If Tony Pulis is accused of taking football and fashion back to the early 1990s and getting away with it, maybe it is time for action. John Francis asks, should there be a proviso that any team entering the Premier League should play football?
When you spend time and money watching overpaid athletes physical abusing players from the opposing team, albeit they do so with an element of skill that creates doubt in the mind of the officials as to who is at fault, then you start to wonder why you are indeed there.
After all, you know before the game starts; when you look at the fixture lists at the start of the season; that if there was anything else to do worthwhile on that particular day then that is a match you could gladly miss.

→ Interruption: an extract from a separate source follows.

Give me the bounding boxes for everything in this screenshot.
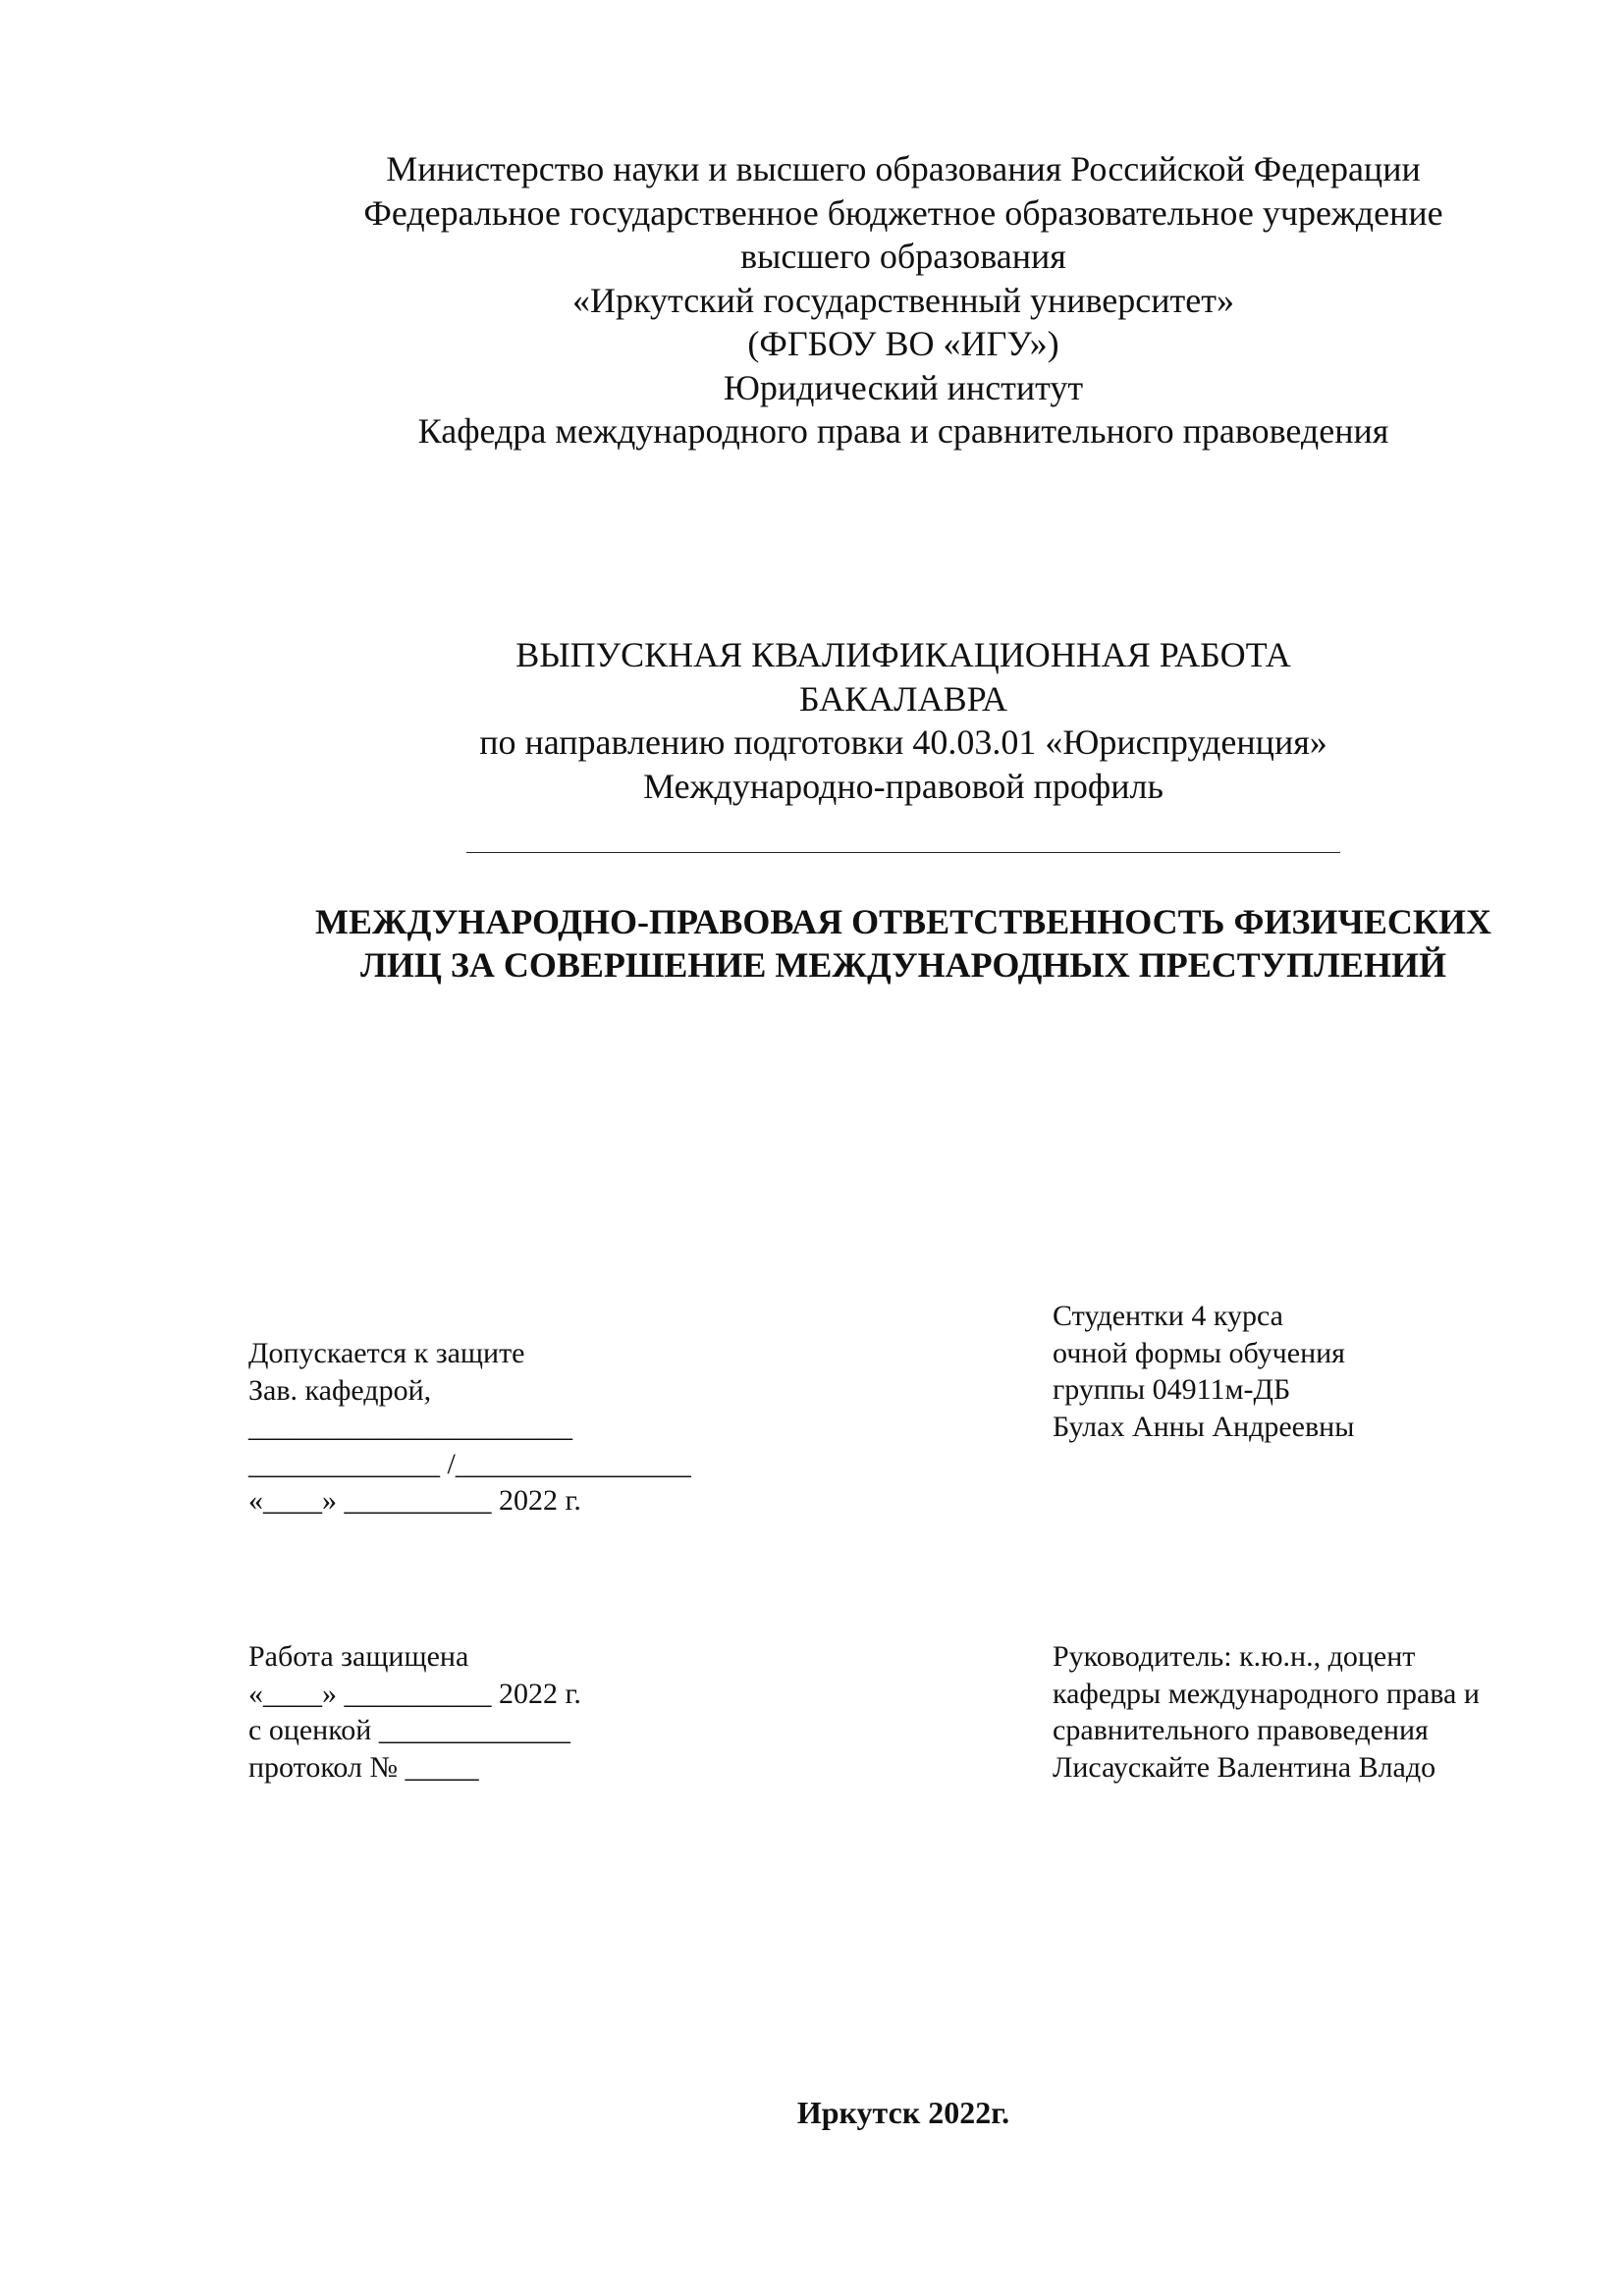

Why on earth would a highly paid manager set out a team of highly paid players to waste time from the first whistle; to stop opposing players from playing rather than attempting to show a modicum of the skill that a lot of them undoubtably possess?
Invariably they will, at some time during the game concede a goal, and then change tactics/personnel in an attempt to then get back on level terms which sometimes is so successful that you wonder why they had not set up like that from start?
These teams do not play like this because they lack finance to sign players, indeed they spend £millions and then coach these players into this negative stifling style that consists of two lines of defence; lofting the ball as high and as far as possible during play and attempting to make the most of set plays in the hope of 'nicking a goal in the mayhem of a packed penalty area or that their one attacking player will have a moment of brilliance and they can hang on to a lead.
So there you have it, there is no need to name the teams as we all know who they are,we just have to put up with these fixtures year after year because it is a game plan that has been encouraged to the extent that even when they are relegated it is more than likely they will be replaced by a team operating a similar style in the hope of preserving their new found status in the 'best league in the world'.